ROMA, 05 DEZ (ANSA) - O presidente da Itália, Sergio Mattarella, pediu nesta segunda-feira (5) para o primeiro-ministro Matteo Renzi adiar sua renúncia até a aprovação da lei orçamentária de 2017.   

Os dois se reuniram por aproximadamente meia hora no Palácio do Quirinale, sede da Presidência da República, em Roma. Segundo Mattarella, é preciso "terminar o processo parlamentar para a aprovação da lei orçamentária".   

Por isso, "a fim de evitar os riscos" de um "governo provisório", solicitou que Renzi permaneça no cargo até a conclusão da votação. O orçamento da Itália para 2017 já foi aprovado pela Câmara, mas ainda precisa do aval do Senado, onde a base aliada possui uma maioria estreita.   

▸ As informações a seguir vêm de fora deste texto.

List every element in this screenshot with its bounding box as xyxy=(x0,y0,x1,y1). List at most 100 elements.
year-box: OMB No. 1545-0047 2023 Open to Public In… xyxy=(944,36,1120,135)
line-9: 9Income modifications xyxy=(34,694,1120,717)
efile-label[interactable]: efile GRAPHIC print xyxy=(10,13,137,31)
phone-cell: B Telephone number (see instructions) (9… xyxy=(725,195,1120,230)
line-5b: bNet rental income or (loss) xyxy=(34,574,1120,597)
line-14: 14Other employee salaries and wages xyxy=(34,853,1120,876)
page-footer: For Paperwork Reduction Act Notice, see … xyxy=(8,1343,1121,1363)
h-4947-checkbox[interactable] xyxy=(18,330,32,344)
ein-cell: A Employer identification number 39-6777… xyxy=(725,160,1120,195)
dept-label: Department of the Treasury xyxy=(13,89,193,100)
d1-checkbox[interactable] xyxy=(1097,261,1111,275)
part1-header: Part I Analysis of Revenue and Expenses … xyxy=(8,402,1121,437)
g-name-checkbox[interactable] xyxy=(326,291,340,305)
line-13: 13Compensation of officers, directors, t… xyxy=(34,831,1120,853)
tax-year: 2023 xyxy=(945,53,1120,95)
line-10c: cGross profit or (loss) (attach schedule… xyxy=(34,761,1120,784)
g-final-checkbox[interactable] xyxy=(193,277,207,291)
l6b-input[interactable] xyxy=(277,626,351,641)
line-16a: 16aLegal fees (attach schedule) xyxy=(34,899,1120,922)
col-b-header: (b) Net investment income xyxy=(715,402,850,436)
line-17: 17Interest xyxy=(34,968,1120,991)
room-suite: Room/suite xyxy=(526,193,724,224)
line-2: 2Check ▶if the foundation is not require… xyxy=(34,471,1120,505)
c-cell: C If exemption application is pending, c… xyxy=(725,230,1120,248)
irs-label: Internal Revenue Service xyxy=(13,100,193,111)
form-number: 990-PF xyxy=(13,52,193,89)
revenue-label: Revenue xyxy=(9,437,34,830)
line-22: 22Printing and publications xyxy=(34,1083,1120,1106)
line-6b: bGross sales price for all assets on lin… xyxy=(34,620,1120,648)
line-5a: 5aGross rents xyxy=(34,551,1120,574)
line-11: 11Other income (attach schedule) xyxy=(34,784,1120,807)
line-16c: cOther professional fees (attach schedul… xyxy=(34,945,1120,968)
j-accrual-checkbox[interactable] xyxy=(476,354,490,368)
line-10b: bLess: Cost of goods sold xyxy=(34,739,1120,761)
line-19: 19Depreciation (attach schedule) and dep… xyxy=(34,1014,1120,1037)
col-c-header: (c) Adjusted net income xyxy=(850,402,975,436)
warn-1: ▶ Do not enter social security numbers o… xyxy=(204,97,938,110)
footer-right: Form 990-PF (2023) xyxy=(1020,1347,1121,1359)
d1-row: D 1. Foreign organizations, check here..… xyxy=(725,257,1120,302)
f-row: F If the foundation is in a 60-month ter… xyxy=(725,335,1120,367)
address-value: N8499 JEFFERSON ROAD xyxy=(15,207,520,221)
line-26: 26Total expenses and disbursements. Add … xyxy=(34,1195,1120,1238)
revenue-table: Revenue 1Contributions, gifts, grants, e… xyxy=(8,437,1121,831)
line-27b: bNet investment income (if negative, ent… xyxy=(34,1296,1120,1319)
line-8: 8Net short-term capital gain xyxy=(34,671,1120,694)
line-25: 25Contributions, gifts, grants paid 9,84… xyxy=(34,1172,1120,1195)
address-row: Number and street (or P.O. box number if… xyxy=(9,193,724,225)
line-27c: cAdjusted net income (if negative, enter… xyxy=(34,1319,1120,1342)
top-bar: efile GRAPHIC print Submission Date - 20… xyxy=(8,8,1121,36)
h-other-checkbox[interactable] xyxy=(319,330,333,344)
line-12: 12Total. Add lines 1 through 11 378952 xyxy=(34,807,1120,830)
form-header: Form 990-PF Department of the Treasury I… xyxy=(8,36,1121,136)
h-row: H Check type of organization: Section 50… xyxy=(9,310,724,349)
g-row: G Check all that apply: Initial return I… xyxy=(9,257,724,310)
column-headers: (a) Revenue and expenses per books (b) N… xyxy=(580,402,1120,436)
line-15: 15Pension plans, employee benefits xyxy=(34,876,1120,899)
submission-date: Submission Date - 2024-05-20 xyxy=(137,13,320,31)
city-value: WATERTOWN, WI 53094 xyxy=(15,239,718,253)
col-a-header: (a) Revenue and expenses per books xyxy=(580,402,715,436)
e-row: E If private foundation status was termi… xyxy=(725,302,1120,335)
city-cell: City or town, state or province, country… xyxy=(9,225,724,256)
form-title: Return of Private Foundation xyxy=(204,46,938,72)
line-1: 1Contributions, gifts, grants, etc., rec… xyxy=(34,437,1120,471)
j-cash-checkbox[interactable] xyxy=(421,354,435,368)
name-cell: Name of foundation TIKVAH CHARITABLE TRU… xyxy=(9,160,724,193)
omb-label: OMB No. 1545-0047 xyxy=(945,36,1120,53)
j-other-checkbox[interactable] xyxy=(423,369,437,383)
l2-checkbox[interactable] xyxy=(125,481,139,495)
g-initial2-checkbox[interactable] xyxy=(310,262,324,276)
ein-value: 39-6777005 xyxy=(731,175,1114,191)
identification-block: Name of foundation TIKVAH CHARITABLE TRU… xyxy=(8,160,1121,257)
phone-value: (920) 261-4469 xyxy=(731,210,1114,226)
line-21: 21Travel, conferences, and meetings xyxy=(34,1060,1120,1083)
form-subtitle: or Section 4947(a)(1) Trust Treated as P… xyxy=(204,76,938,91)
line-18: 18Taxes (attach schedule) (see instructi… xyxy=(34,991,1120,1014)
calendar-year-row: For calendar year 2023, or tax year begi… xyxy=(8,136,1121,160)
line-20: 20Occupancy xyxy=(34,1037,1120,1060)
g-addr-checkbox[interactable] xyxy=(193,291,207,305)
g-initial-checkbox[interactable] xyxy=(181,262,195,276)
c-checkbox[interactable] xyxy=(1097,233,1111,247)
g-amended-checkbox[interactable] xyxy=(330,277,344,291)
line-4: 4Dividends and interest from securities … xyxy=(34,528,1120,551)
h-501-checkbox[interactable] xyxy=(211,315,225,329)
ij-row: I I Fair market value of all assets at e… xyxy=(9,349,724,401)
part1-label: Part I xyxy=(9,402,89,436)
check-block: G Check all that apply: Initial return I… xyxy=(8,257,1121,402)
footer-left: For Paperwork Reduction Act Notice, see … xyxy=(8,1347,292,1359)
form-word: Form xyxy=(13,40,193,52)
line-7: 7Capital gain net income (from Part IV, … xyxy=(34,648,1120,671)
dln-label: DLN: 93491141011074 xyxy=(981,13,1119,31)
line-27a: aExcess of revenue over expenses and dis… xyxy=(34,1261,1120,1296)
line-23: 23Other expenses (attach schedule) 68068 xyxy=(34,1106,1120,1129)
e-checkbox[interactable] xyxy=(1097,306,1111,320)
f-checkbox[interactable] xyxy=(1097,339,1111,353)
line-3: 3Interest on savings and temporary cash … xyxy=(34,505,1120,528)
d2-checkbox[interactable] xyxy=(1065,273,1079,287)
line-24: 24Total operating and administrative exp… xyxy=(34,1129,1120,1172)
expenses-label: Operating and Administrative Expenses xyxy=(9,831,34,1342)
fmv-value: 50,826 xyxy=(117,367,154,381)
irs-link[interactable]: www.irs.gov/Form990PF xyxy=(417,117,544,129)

O primeiro-ministro decidiu renunciar após a população rejeitar, por um placar de 60% a 40%, sua reforma constitucional no referendo do último domingo (4). Renzi apostou todo o seu capital político no projeto, que reduzia o tamanho do Senado e promovia uma série de mudanças na Constituição italiana.   

Nesta segunda-feira, o premier reuniu seu gabinete no Palácio Chigi, também em Roma, e agradeceu a seus ministros "pela colaboração e pelo espírito de equipe demonstrado nesses anos de governo. Em seguida, como manda o protocolo, se dirigiu ao Quirinale para entregar a carta de renúncia.   

Nesses casos, a decisão final é sempre do presidente da República, que pode aceitar o pedido e iniciar consultas para formar um novo governo, dissolver o Parlamento e convocar eleições ou até mesmo manter o premier para um gabinete de objetivo definido, como a aprovação do orçamento.   

Se essa lei não receber o aval do Congresso até o fim do ano, a Itália pode começar 2017 com suas finanças paralisadas, o que afetaria sua retomada econômica, que já é mais lenta do que o esperado.   

A decisão de segurar Renzi no cargo, ainda que temporariamente, deve irritar parte da oposição, principalmente o antissistema Movimento 5 Estrelas (M5S) e a ultranacionalista Liga Norte, que pedem eleições imediatas. (ANSA)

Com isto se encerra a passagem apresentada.